Quote from: santa on February 09, 2014, 10:39:36 PM
I think it's good that you've still got it.
I definitely caution against starting a relationship right now though. You're definitely still pretty fresh out of your last relationships and you've got so many emotions still tied up in all the stuff going on with that. The way I got messed up with my BPDex to begin with was starting a relationship with her when I was still fresh off my previous one. I think that's how I overlooked a lot of the red flags.
Nothing wrong with Ole Arn getting a little action though. Just make sure you're ready before putting any emotions into it.

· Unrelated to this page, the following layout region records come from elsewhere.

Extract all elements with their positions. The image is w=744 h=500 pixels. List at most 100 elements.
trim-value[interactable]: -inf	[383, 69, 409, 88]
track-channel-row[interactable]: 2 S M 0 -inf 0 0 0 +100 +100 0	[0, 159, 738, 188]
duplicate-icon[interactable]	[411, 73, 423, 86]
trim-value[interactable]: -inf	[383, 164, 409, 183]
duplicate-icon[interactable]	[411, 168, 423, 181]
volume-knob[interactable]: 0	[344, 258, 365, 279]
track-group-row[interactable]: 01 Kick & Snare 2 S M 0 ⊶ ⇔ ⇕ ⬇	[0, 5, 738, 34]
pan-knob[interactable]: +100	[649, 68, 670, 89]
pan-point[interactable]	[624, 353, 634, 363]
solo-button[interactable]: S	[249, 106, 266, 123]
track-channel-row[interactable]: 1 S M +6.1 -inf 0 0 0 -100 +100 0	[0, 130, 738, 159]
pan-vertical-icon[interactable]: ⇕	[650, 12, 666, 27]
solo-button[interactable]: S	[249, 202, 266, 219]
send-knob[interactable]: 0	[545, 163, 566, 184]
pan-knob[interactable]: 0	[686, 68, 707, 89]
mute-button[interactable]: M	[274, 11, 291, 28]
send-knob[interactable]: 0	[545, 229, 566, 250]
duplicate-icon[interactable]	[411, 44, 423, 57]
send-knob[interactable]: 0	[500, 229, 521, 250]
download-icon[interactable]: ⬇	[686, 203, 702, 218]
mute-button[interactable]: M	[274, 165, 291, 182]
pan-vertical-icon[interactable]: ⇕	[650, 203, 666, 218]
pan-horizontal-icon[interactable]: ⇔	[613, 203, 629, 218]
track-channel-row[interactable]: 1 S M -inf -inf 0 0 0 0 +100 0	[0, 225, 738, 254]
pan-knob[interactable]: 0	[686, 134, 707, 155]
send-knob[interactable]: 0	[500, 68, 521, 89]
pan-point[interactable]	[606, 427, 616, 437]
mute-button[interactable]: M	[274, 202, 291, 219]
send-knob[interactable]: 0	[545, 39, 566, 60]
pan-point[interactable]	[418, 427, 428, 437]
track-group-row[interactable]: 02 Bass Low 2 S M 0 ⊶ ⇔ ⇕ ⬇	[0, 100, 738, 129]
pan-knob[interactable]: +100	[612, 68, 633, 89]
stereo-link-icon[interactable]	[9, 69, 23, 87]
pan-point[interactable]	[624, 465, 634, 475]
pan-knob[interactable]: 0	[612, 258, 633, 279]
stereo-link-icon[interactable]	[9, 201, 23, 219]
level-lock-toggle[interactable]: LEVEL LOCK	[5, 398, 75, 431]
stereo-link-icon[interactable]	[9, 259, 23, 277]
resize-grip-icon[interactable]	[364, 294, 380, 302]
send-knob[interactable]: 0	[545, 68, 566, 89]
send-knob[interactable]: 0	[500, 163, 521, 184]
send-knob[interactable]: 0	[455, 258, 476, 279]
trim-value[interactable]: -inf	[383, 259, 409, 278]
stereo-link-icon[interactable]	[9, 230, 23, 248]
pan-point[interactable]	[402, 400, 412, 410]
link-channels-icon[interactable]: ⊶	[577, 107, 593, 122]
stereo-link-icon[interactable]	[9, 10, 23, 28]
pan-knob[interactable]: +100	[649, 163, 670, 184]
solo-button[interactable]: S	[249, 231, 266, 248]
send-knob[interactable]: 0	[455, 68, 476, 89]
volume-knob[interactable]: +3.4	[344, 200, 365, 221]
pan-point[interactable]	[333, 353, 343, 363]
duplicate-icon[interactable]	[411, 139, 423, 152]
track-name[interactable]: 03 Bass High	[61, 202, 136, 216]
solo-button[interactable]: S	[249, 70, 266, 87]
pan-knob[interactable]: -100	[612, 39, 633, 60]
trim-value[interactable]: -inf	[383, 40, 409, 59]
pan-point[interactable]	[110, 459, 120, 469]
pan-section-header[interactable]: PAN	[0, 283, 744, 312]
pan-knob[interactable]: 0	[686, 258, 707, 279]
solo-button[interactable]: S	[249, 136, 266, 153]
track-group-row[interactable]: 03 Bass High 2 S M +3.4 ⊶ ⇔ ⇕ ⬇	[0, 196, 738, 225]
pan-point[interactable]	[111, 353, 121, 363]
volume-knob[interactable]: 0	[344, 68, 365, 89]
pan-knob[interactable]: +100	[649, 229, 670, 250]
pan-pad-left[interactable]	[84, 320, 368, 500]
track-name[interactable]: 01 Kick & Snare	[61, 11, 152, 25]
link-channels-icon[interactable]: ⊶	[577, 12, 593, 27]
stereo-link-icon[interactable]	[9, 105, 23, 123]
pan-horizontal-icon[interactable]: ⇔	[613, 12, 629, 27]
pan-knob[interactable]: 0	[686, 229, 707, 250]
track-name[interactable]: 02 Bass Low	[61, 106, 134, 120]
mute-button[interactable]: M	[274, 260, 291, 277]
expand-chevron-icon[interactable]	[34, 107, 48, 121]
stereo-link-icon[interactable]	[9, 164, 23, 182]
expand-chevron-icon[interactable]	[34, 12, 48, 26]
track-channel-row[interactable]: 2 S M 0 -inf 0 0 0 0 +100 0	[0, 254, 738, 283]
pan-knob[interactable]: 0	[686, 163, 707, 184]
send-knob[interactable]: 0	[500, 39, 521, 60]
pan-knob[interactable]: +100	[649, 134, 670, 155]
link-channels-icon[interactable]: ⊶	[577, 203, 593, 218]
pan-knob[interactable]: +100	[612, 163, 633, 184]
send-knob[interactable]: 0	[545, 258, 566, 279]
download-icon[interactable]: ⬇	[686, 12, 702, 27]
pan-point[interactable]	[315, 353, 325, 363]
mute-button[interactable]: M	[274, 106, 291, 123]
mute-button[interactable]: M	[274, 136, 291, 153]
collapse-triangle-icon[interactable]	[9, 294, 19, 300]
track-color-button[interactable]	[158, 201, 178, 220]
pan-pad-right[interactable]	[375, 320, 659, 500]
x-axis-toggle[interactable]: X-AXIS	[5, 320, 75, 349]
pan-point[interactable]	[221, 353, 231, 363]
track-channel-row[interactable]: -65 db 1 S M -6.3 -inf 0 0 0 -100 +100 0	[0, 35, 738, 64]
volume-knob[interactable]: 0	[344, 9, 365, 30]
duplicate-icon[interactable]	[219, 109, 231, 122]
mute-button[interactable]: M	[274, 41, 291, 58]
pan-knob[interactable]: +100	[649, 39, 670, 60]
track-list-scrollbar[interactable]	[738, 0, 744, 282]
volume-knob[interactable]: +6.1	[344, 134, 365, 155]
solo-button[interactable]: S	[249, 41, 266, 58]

I made a commitment with myself, my AA sponser and my P to not get into a RS. I did however enjoy my time tonight. It was nothing serious, really. It was different than I am used to right now. Nights behind the bar, you get allot of woman under the influence that love your eyes, or your nose, or how your jeans fit, or that "something" about you. Really? Or you get that New Year's Eve kiss from the pretty drunk older woman... . but this was definately different.
We studied, I was nervous, we goofed off, and it was just different. I was able to talk to another woman without being under the influence. I was able to talk to a woman who was not under the influence, and not use my bartender sarcasm to play her. This has been one of my fears, not being able to do that, but I did it tonight with some success... . my ex and I started when I was still drinking. I drank throughout that RS. That's how I dealt with it with some years scattered here and there with sobriety. Not looking to get into her pants (hurt people hurt people), and that's really not how I'm trying to live my life now anyways.
If anything, I made a friend, right? We have plans to get through this difficult class together, probably the hardest in an engineering curriculum.